In the first case I need to produce a binary NewVariable based on whether certain values occur in a specific variable which has more than 100 levels. I use the revalue() from the plyr package Namely,
NewVar <- if(OldVar1=="helen" | OldVar1=="greg")
{NewVar <-revalue(OldVar1, c("helen"="participant", "greg"="participant"))}
else {NewVar=="nonparticipant"}
I actually want to collapse specific levels into a specific level from the new variable. As you can imagine the above code does not work but I cannot figure out why.
In the second case I need to combine information from three existing factor variables (OldVar1, OldVar2, OldVar3) in order to fill in the levels of a multi-categorical NewVariable, I run this code,
NewVariable="OptionA" <- if(OldVar1=="a" & OldVar2=="b" & OldVar3=="c")
I get an error "Error: unexpected '=' in "OldVar=" the same occurs when I remove one of the = in the OldVar1=="a"
Is it possible to create a factor NewVariable with its levels and labels without filling them with the string values in advance?
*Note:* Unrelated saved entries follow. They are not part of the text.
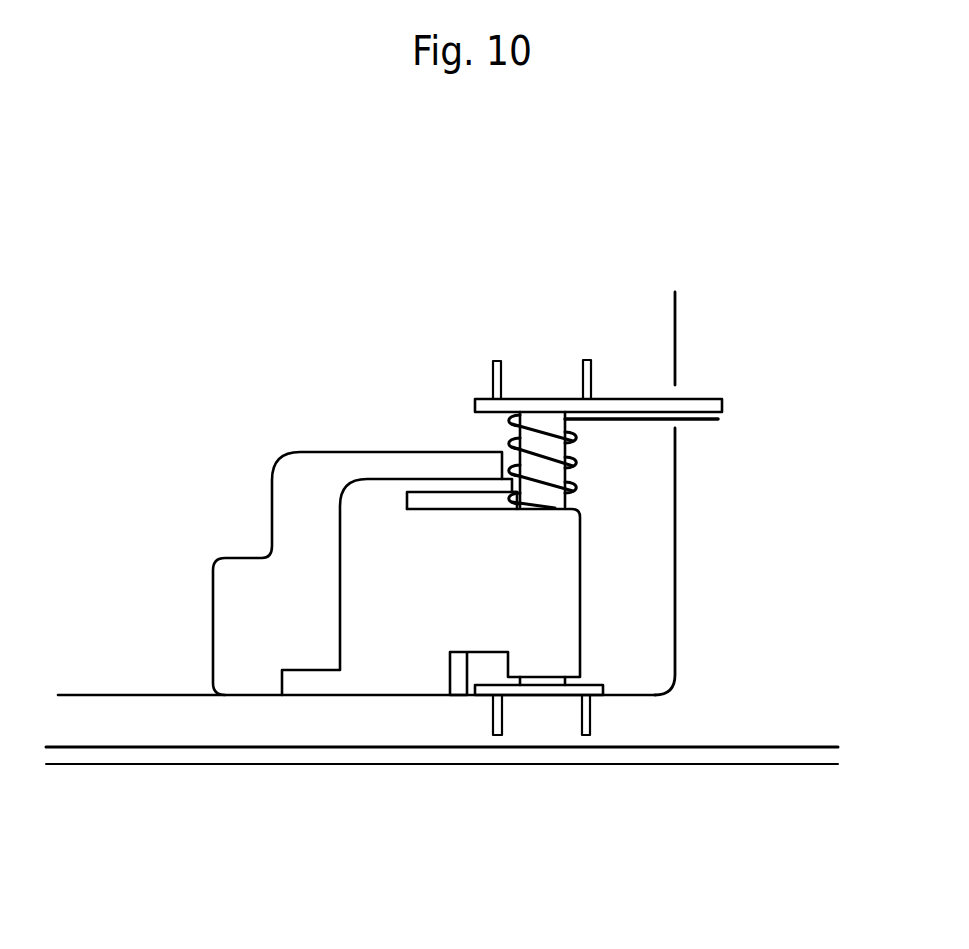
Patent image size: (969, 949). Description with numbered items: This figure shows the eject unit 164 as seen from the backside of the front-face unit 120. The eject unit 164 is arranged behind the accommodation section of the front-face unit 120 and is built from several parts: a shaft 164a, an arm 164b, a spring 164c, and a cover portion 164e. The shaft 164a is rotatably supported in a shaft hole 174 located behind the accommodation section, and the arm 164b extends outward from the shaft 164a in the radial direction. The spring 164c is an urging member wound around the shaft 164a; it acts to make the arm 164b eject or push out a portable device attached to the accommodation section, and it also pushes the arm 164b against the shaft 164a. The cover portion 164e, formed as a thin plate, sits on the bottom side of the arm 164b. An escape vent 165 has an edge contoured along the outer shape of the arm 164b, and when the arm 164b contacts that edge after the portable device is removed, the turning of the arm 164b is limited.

The front-face unit 120 is at (197, 767).
The eject unit 164 is at (402, 479).
The shaft 164a is at (570, 452).
The arm 164b is at (402, 617).
The spring 164c is at (570, 488).
The cover portion 164e is at (307, 672).
The escape vent 165 is at (245, 560).
The shaft hole 174 is at (555, 397).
I was not able to find something on that, the tutorials I see have produced their data and they just have to label the existing values.
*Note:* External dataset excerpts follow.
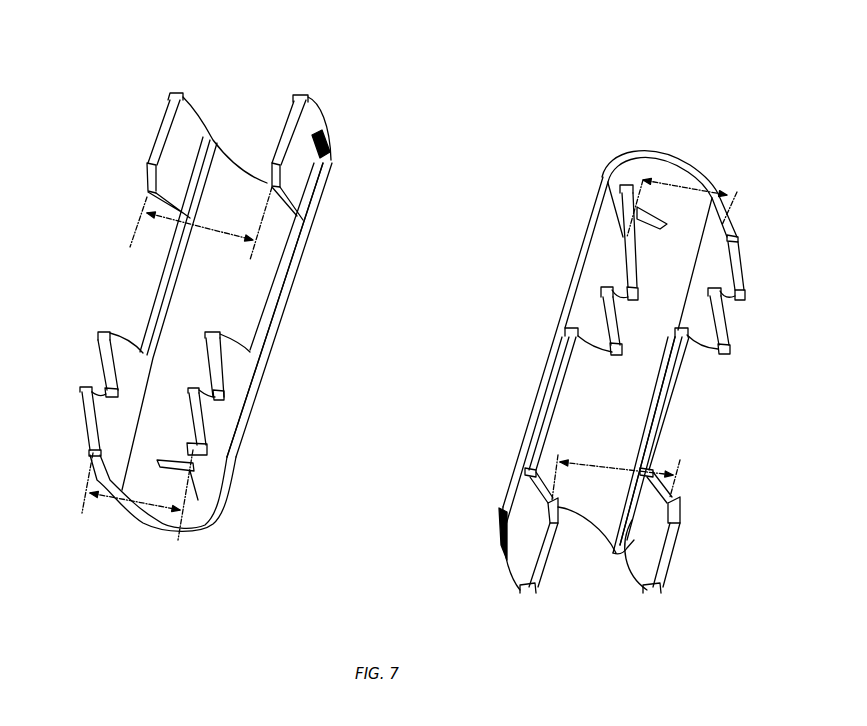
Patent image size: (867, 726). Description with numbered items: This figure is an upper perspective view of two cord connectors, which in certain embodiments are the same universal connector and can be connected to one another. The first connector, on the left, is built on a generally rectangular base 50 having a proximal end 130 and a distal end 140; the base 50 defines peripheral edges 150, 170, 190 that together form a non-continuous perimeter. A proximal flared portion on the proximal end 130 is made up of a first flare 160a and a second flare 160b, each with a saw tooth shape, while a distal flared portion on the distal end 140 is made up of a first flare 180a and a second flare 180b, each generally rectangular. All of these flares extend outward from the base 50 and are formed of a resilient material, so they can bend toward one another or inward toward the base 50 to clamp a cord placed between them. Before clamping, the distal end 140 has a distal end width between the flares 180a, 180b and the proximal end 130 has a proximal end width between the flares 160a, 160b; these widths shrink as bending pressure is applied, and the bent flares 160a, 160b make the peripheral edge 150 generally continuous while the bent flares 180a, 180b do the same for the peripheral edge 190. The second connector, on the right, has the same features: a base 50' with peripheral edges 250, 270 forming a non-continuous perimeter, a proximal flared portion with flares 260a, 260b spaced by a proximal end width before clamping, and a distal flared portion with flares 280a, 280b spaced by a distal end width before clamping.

The distal end 140 is at (300, 78).
The first flare 180a is at (150, 147).
The second flare 180b is at (297, 122).
The peripheral edge 190 is at (226, 152).
The base 50 is at (296, 310).
The peripheral edge 170 is at (281, 280).
The first flare 160a is at (97, 338).
The second flare 160b is at (220, 367).
The proximal end 130 is at (78, 424).
The peripheral edge 150 is at (170, 531).
The peripheral edge 250 is at (707, 150).
The first flare 260a is at (600, 318).
The second flare 260b is at (727, 330).
The peripheral edge 270 is at (533, 402).
The base 50' is at (665, 441).
The first flare 280a is at (545, 555).
The second flare 280b is at (667, 555).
Also, I would like to give values to the rest of my cases who either belong to OptionA, OptionB, OptionC, etc, will this be possible setting a different if-statement for each one of them as the following?
NewVariable="OptionA" <- if(OldVar1=="a" & OldVar2=="b" & OldVar3=="c")
NewVariable="OptionB" <- if(OldVar1=="a" & OldVar2=="d" & OldVar3=="e")
=== EDIT ===
For the second "challenge" I followed the code suggested by DWin I produced an interaction of my three variables that I have in the if(...) above and set inside c() only the values that I needed, for example
OldVar.ALL.interactions <- with(data, interaction(OldVar1, OldVar2, OldVar3)
levels(OldVar.ALL.interactions) # search for the levels that we need to include
# in the NewVar
# below I follow DWin's code
NewVar <- factor(rep(NA, length(AnotherVarOfTheDataset) ),
levels=c("OptionA", "OptionB", ...))
NewVar[OldVar.ALL.interactions %in% c("...interaction.of.Old.Variables...")] <- "OptionA"
# the same as in OptionA for the rest of the levels
# the ** NewVar[ is.na(NewVar) ] <- "nonparticipant" ** of DWin's code is not needed
Is there any other way to solve this issue without using the interaction between the Old factor variables?